Portugal’s careful budget control is likely to result in the ratings agency Moody’s raising the country’s rating today according to analysts.

Moody’s currently evaluates Portugal’s rating at Baa2 with a stable outlook for Portugal’s sovereign debt.
According to the news agency Lusa Portugal is likely to get a better classification today because Portugal’s ratio of debt to GDP is falling.
“Taking into account the recent upward reviews for Portugal’s growth this year, and downward reviews for the budget deficit and public debt, Moody’s could increase its rating from Baa2 to Baa1”says Filipe Garcia, President of the IMF’s Department of Information and Financial Markets.
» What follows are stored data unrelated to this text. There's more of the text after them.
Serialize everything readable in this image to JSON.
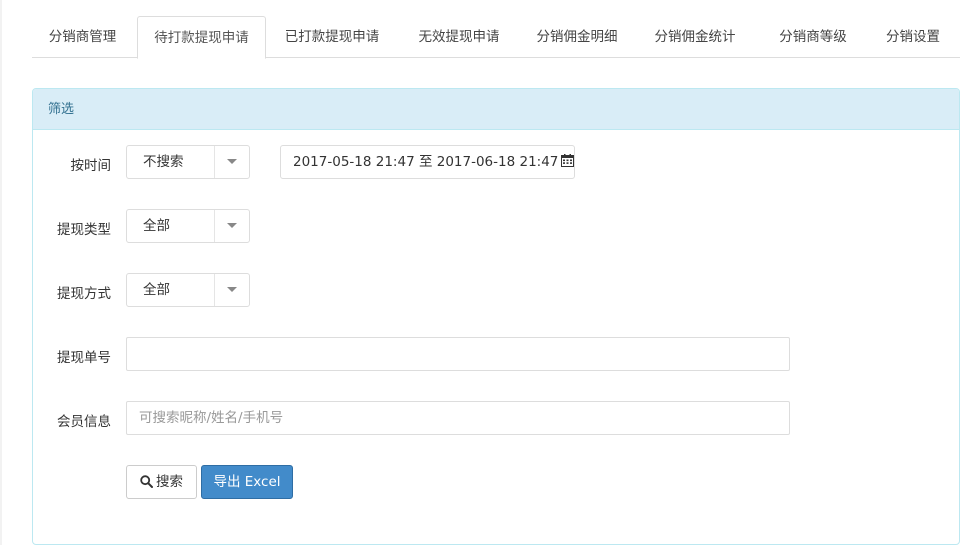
{
  "tabs": [
    {
      "label": "分销商管理"
    },
    {
      "label": "待打款提现申请"
    },
    {
      "label": "已打款提现申请"
    },
    {
      "label": "无效提现申请"
    },
    {
      "label": "分销佣金明细"
    },
    {
      "label": "分销佣金统计"
    },
    {
      "label": "分销商等级"
    },
    {
      "label": "分销设置"
    }
  ],
  "active_tab": "待打款提现申请",
  "filter": {
    "title": "筛选",
    "time_label": "按时间",
    "time_select": "不搜索",
    "date_range": "2017-05-18 21:47 至 2017-06-18 21:47",
    "type_label": "提现类型",
    "type_select": "全部",
    "method_label": "提现方式",
    "method_select": "全部",
    "order_label": "提现单号",
    "order_value": "",
    "member_label": "会员信息",
    "member_placeholder": "可搜索昵称/姓名/手机号",
    "search_button": "搜索",
    "export_button": "导出 Excel"
  },
  "colors": {
    "panel_header_bg": "#d9edf7",
    "panel_border": "#bce8f1",
    "panel_title": "#31708f",
    "primary": "#428bca"
  }
}
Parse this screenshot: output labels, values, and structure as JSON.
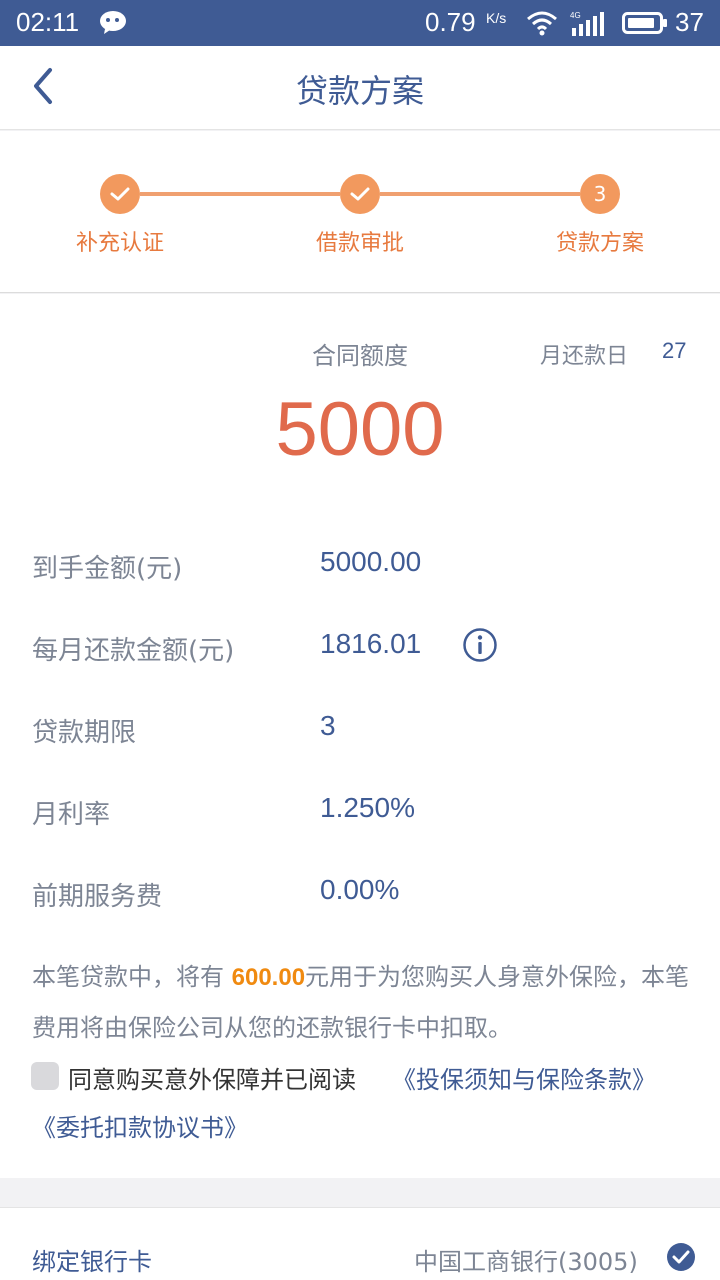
{
  "status_bar": {
    "time": "02:11",
    "speed": "0.79",
    "speed_unit": "K/s",
    "network": "4G",
    "battery": "37"
  },
  "nav": {
    "title": "贷款方案"
  },
  "steps": [
    {
      "label": "补充认证",
      "state": "done"
    },
    {
      "label": "借款审批",
      "state": "done"
    },
    {
      "label": "贷款方案",
      "number": "3",
      "state": "current"
    }
  ],
  "summary": {
    "contract_label": "合同额度",
    "contract_amount": "5000",
    "repay_day_label": "月还款日",
    "repay_day_value": "27"
  },
  "details": [
    {
      "label": "到手金额(元)",
      "value": "5000.00"
    },
    {
      "label": "每月还款金额(元)",
      "value": "1816.01"
    },
    {
      "label": "贷款期限",
      "value": "3"
    },
    {
      "label": "月利率",
      "value": "1.250%"
    },
    {
      "label": "前期服务费",
      "value": "0.00%"
    }
  ],
  "notice": {
    "prefix": "本笔贷款中，将有 ",
    "amount": "600.00",
    "suffix": "元用于为您购买人身意外保险，本笔费用将由保险公司从您的还款银行卡中扣取。"
  },
  "agreement": {
    "text": "同意购买意外保障并已阅读",
    "link_1": "《投保须知与保险条款》",
    "link_2": "《委托扣款协议书》",
    "checked": false
  },
  "bank": {
    "label": "绑定银行卡",
    "value": "中国工商银行(3005)"
  },
  "colors": {
    "primary": "#3f5b94",
    "accent": "#f2995e",
    "amount": "#e06a4c",
    "highlight": "#f08a10"
  }
}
The analyst points out, however, that the agency will take into consideration Portugal’s recent political instability, and the fact that both interest rates and spread vs benchmark are at higher rates than seen in September 2021 when Moody’s last raised Portugal’s sovereign debt rating.
That said, the analyst thinks the fact that the forecasts for Portugal’s debt ratio show a downward trend could be enough to raise the rating.
Filipe Silva, director of investments at Banco Carregosa also expects an improvement in Portugal’s rating for sovereign debt, emphasising: “Portugal continues to enjoy a positive period for its economy”.
“Although we have inflation and higher interest rates, the economy has managed to display some resilience with various sectors experiencing a strong bounce-back. Our ratio of debt to GDP has been falling, a trend that we hope will continue.”